3 Ways To Create Positive, Cross-Functional Relationships
In our experience the answer to this has three reasons that are interrelated:
1.) Those that effectively build cross-functional relationships with their Peers understand that their most important Team is their Peers and not their Direct Reports.
Do you look at your “world of work” in this way.
If not it’s time for you to play catch-up as some 40 years ago Peter Drucker wrote in his book The Effective Executive (1966):
“The people who are the most important to the effectiveness of an executive are not the people over whom he has direct control. They are people in other areas, the people who are “sideways”…his Peers…Unless the executive can reach these people, can make his contribution effective for them and in their work, he has no effectiveness at all.”
2.) Those that effectively build relationships understand that effective leadership is not about them. It is about others.
Our friend and colleague Jim Kouzes writes in his book entitled The Truth About Leadership (based on 30 years of research):
“Leadership is a team sport, and you need to engage others in the cause. What strengthens and sustains the relationship between leader and constituent (read as Peers) is that leaders are obsessed with what is best for others, not what is best for themselves.”
3.) Those that effectively build relationships have a strong sense of self-regard. They understand their strengths and limitations and acknowledge them…. publicly.
In our decades of working with, developing, and coaching executives it is without a doubt that collectively they have more than enough skill and intelligence to be highly successful.
From our point of view what set the best ones apart is their ability to know their limitations, surround themselves with others who fill their gaps, and perhaps most important of all, freely and openly admit to their Peers that they are aware of and comfortable with their shortcomings.

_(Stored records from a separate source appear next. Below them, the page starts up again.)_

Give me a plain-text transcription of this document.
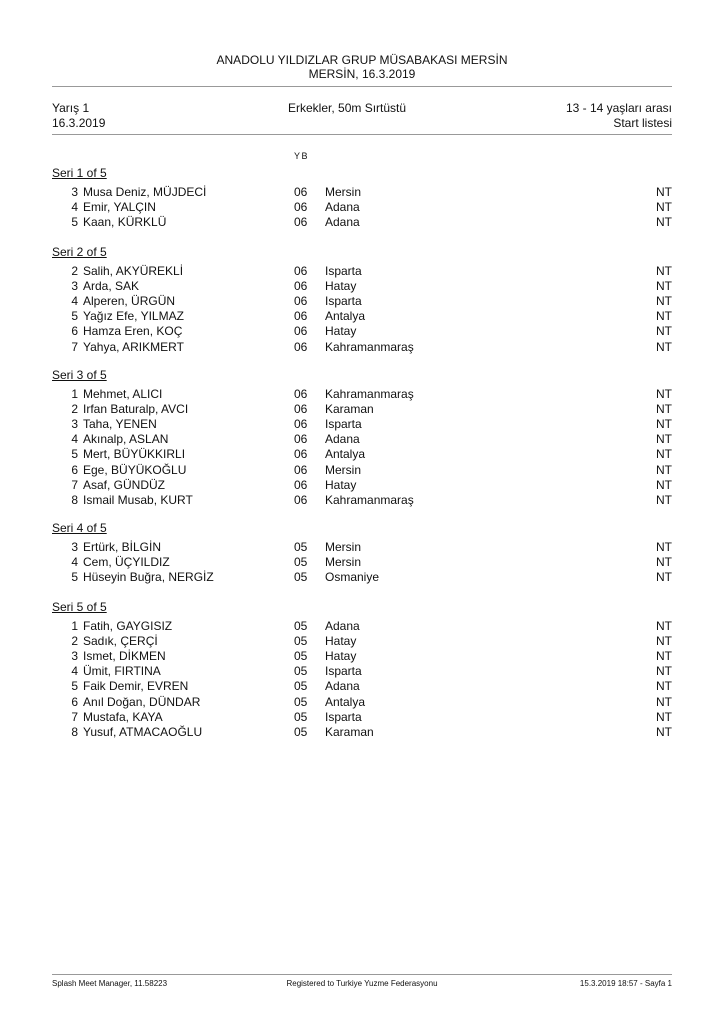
ANADOLU YILDIZLAR GRUP MÜSABAKASI MERSİN
MERSİN, 16.3.2019
Yarış 1
16.3.2019
Erkekler, 50m Sırtüstü	13 - 14 yaşları arası
Start listesi
YB
Seri 1 of 5
3 Musa Deniz, MÜJDECİ	06 Mersin	NT
4 Emir, YALÇIN	06 Adana	NT
5 Kaan, KÜRKLÜ	06 Adana	NT
Seri 2 of 5
2 Salih, AKYÜREKLİ	06 Isparta	NT
3 Arda, SAK	06 Hatay	NT
4 Alperen, ÜRGÜN	06 Isparta	NT
5 Yağız Efe, YILMAZ	06 Antalya	NT
6 Hamza Eren, KOÇ	06 Hatay	NT
7 Yahya, ARIKMERT	06 Kahramanmaraş	NT
Seri 3 of 5
1 Mehmet, ALICI	06 Kahramanmaraş	NT
2 Irfan Baturalp, AVCI	06 Karaman	NT
3 Taha, YENEN	06 Isparta	NT
4 Akınalp, ASLAN	06 Adana	NT
5 Mert, BÜYÜKKIRLI	06 Antalya	NT
6 Ege, BÜYÜKOĞLU	06 Mersin	NT
7 Asaf, GÜNDÜZ	06 Hatay	NT
8 Ismail Musab, KURT	06 Kahramanmaraş	NT
Seri 4 of 5
3 Ertürk, BİLGİN	05 Mersin	NT
4 Cem, ÜÇYILDIZ	05 Mersin	NT
5 Hüseyin Buğra, NERGİZ	05 Osmaniye	NT
Seri 5 of 5
1 Fatih, GAYGISIZ	05 Adana	NT
2 Sadık, ÇERÇİ	05 Hatay	NT
3 Ismet, DİKMEN	05 Hatay	NT
4 Ümit, FIRTINA	05 Isparta	NT
5 Faik Demir, EVREN	05 Adana	NT
6 Anıl Doğan, DÜNDAR	05 Antalya	NT
7 Mustafa, KAYA	05 Isparta	NT
8 Yusuf, ATMACAOĞLU	05 Karaman	NT
Splash Meet Manager, 11.58223	Registered to Turkiye Yuzme Federasyonu	15.3.2019 18:57 - Sayfa 1
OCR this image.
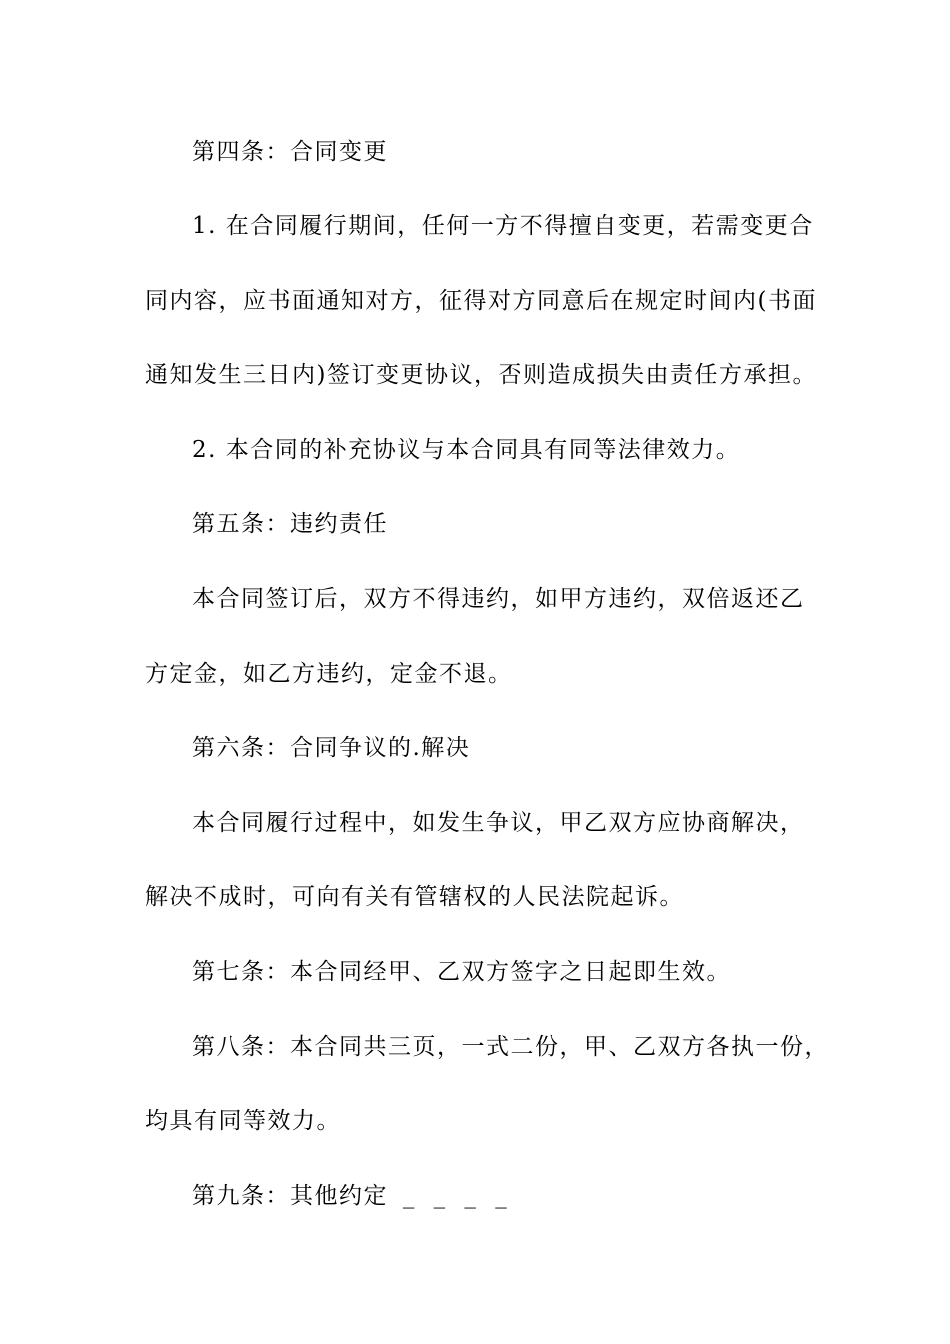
第四条：合同变更
1. 在合同履行期间，任何一方不得擅自变更，若需变更合
同内容，应书面通知对方，征得对方同意后在规定时间内(书面
通知发生三日内)签订变更协议，否则造成损失由责任方承担。
2. 本合同的补充协议与本合同具有同等法律效力。
第五条：违约责任
本合同签订后，双方不得违约，如甲方违约，双倍返还乙
方定金，如乙方违约，定金不退。
第六条：合同争议的.解决
本合同履行过程中，如发生争议，甲乙双方应协商解决，
解决不成时，可向有关有管辖权的人民法院起诉。
第七条：本合同经甲、乙双方签字之日起即生效。
第八条：本合同共三页，一式二份，甲、乙双方各执一份，
均具有同等效力。
第九条：其他约定 _ _ _ _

In conclusion, leaders who create effective Peer relationships do the following effectively:
- They understand that their Peers are their most important Team, their Direct Reports are second
- They understand that Leadership is about making others successful over themselves
- They know their strengths and limitations and acknowledge them publically
- There is indeed a high return on investment for the organization if Peer relationships are working effectively
Clearly, it leads to more efficient use of time and resources with the easy exchange of both ideas and talent.
In addition, leaders who do this well attract and retain better employees and inspire them to be relationship builders too.
As a result, they build companies that clients trust, stick with and enthusiastically recommend to others.